LAZARUS LONG (Robert A. Heinlein)





On Friday, December 27, 2019, 07:46:32 PM CST, harry molwitz <harry.molwitz@...> wrote:


Might be tough to move around the shop, I would be certain of the positioning. It also seems to limit storage underneath.

Harry

On Fri, Dec 27, 2019, 6:11 PM Bill in OKC too via Groups.Io <wmrmeyers=yahoo.com@groups.io> wrote:
It would be interesting to test and see what difference, if any, it made in the accuracy of the lathe. 

Bill in OKC

William R. Meyers, MSgt, USAF(Ret.)


A human being should be able to change a diaper, plan an invasion,
butcher a hog, conn a ship, design a building, write a sonnet, balance
accounts, build a wall, set a bone, comfort the dying, take orders,
give orders, cooperate, act alone, solve equations, analyze a new
problem, pitch manure, program a computer, cook a tasty meal, fight
efficiently, die gallantly. Specialization is for insects.
LAZARUS LONG (Robert A. Heinlein)





On Friday, December 27, 2019, 04:17:08 PM CST, Steven H via Groups.Io <stevesmachining=aol.com@groups.io> wrote:


Here is a photo of what appears to be a concrete lathe bench with an Atlas-Craftsman lathe on top. Not my lathe, just a photo I found on-line some time back. Personally I think it's overkill. But concrete is relatively inexpensive so knock yourself out should you choose to go this route. Good luck.

Regards,
Steven R. Haskell
 

-----Original Message-----
From: ww_big_al <arknack@...>
To: SouthBendLathe <SouthBendLathe@groups.io>
Sent: Fri, Dec 27, 2019 3:53 pm
Subject: Re: [SouthBendLathe] Southbend 9" lathe table in CONCRETE?

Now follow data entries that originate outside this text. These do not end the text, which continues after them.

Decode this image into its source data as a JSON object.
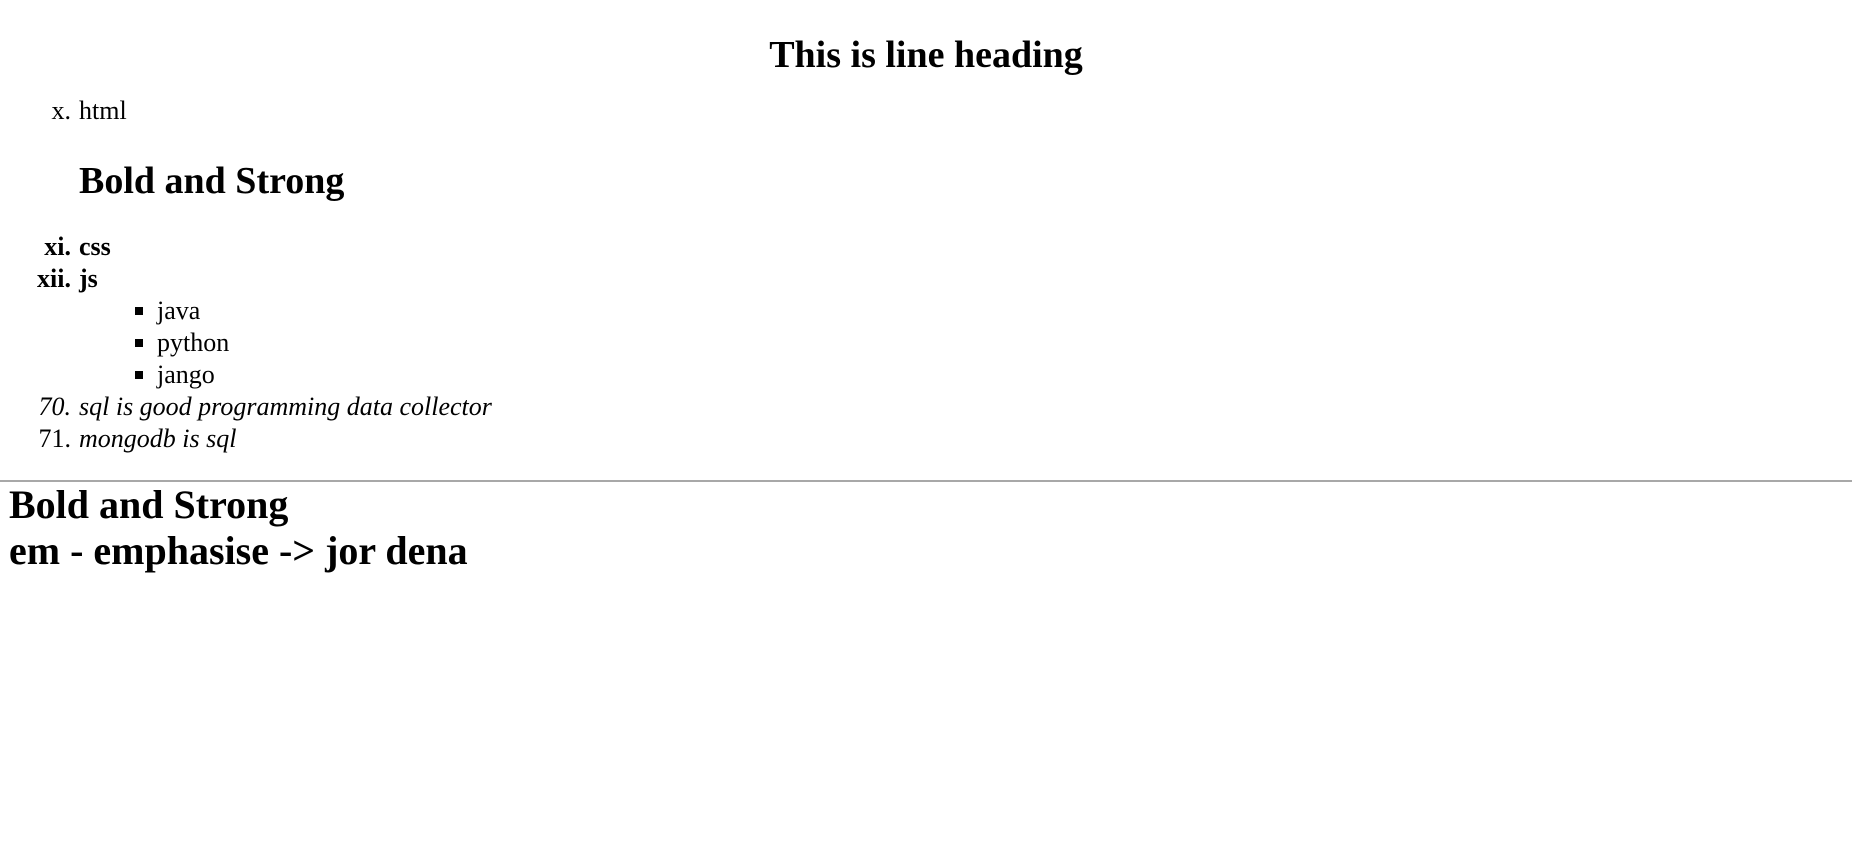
{
  "page_title": "This is line heading",
  "list_top": {
    "item_x": {
      "marker": "x.",
      "text": "html"
    },
    "inline_heading": "Bold and Strong",
    "item_xi": {
      "marker": "xi.",
      "text": "css"
    },
    "item_xii": {
      "marker": "xii.",
      "text": "js"
    },
    "nested": [
      "java",
      "python",
      "jango"
    ],
    "item_70": {
      "marker": "70.",
      "text": "sql is good programming data collector"
    },
    "item_71": {
      "marker": "71.",
      "text": "mongodb is sql"
    }
  },
  "bottom": {
    "heading_1": "Bold and Strong",
    "heading_2": "em - emphasise -> jor dena"
  }
}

I don’t know about a lathe table, but I do fill my grinder pedestal stands with either concrete or sand. That dampen vibrations a lot.
Al
 
From: SouthBendLathe@groups.io <SouthBendLathe@groups.io> On Behalf Of Steven Schlegel
Sent: Friday, December 27, 2019 11:12 AM
To: SouthBendLathe@groups.io
Subject: [SouthBendLathe] Southbend 9" lathe table in CONCRETE?
 
With all of the discussions about lathe tables, I have to ask:  What is your opinion about making one out of concrete?  I have heard they are very dead (no spring) so makes turning a lot easier.  As I approach putting my 1940 SB 9” A and C lathes into operation, I am planning ahead for the tables.